Met de partij de wijk in

Niet altijd zal de PvdA gezegend zijn met de goedkeuring van de kiezers voor een landelijk item zoals Uruzgan. Niet altijd zal de PvdA de mazzel hebben dat dit zich net in verkiezingstijd afspeelt.

De val van het kabinet zal voor de PvdA ongetwijfeld een gunstige invloed hebben op de uitkomst van de gemeentelijke verkiezingen. Dit is een toevalstreffer, want eigenlijk gaat het niet goed met de PvdA. De laatste jaren heeft de partij zijn kiezers in rap tempo verloren en weet niet meer hoe ze oude doelgroepen aan zich kan binden. “We moeten vaker de wijk in”, wordt er wel gezegd. Helaas wordt daarmee bedoeld dat politieke kopstukken gaan folderen in verkiezingstijd, op zeepkisten gaan staan, hun oor te luisteren leggen in koffiehuizen, of incidenteel een verzorgingshuis bezoeken. Zo ook in deze verkiezingstijd. Inmiddels blijkt dat dit niet werkt, en de kiezer is ontevreden en zwabbert van links naar rechts. Is de kiezer hiermee onbetrouwbaar geworden? 

Het is niet verbazingwekkend dat de partij geen antwoord vindt op haar neergang. Bij onderzoeken naar verkiezingsnederlagen wordt er vaak alleen maar naar recente debacles gekeken. De campagne en externe factoren worden tegen het licht gehouden.

Het zou echter zinvol zijn eens vérder te kijken dan de laatste verkiezingsnederlaag. Verder terug en verder weg; outside the box, zogezegd.

Verzuiling

Verder terug, begin vorige eeuw, toen de democratie in haar huidige vorm ontstond, vierde de verzuiling nog hoogtij. De verzuiling wordt nu vaak vereenzelvigd met kerkelijke stromingen en de benauwdheid daarvan, maar de verzuiling bood meer: zorgzaamheid, geborgenheid en saamhorigheid. Een soort nestwarmte. Van de zang- en dansvereniging tot het ziekenhuis, van het onderwijs tot de woningbouwvereniging; behorende tot een zuil kon je overal terecht. Zo hadden de partijen geen enkele moeite om hun kiezers over de streep te halen, want een politieke keuze hoorde er gewoon bij.

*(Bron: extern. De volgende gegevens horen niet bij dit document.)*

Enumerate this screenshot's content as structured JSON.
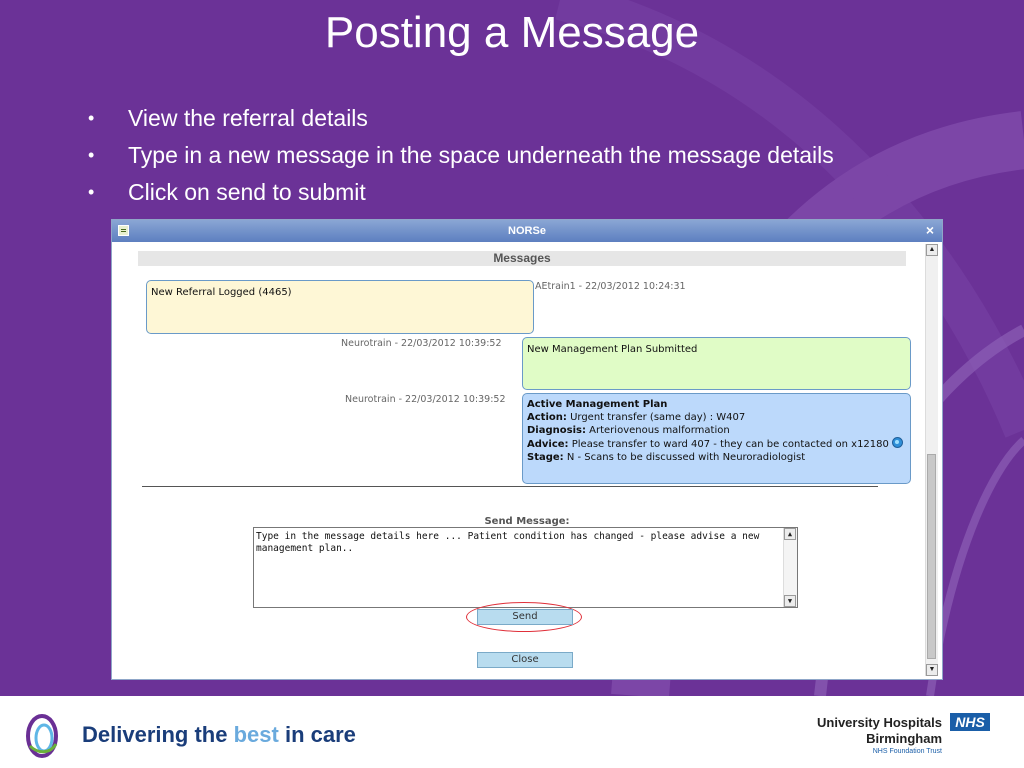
{
  "slide": {
    "title": "Posting a Message",
    "bullets": [
      "View the referral details",
      "Type in a new message in the space underneath the message details",
      "Click on send to submit"
    ]
  },
  "window": {
    "title": "NORSe",
    "close_glyph": "×",
    "messages_header": "Messages",
    "messages": [
      {
        "text": "New Referral Logged (4465)",
        "stamp": "AEtrain1 - 22/03/2012 10:24:31"
      },
      {
        "text": "New Management Plan Submitted",
        "stamp": "Neurotrain - 22/03/2012 10:39:52"
      },
      {
        "stamp": "Neurotrain - 22/03/2012 10:39:52",
        "heading": "Active Management Plan",
        "action_label": "Action:",
        "action_value": "Urgent transfer (same day) : W407",
        "diagnosis_label": "Diagnosis:",
        "diagnosis_value": "Arteriovenous malformation",
        "advice_label": "Advice:",
        "advice_value": "Please transfer to ward 407 - they can be contacted on x12180",
        "stage_label": "Stage:",
        "stage_value": "N - Scans to be discussed with Neuroradiologist"
      }
    ],
    "send_message_label": "Send Message:",
    "message_text": "Type in the message details here ... Patient condition has changed - please advise a new management plan..",
    "send_button": "Send",
    "close_button": "Close"
  },
  "footer": {
    "tagline_a": "Delivering the",
    "tagline_b": "best",
    "tagline_c": "in care",
    "org_line1": "University Hospitals",
    "org_line2": "Birmingham",
    "org_line3": "NHS Foundation Trust",
    "nhs": "NHS"
  },
  "colors": {
    "slide_bg": "#6b3297",
    "titlebar": "#5d7fc0",
    "brand_blue": "#1a5ea8"
  }
}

Met de ontzuiling van de samenleving ontstond de verzorgingsstaat. De zorgzaamheid die vroeger in de zuilen aanwezig was, werd naar de overheid overgeheveld. Nog steeds voelde de burger zich geborgen. De binding met de politieke partijen werd misschien wel minder, maar de burger voelde zich toch nog met een bepaalde stroming verbonden.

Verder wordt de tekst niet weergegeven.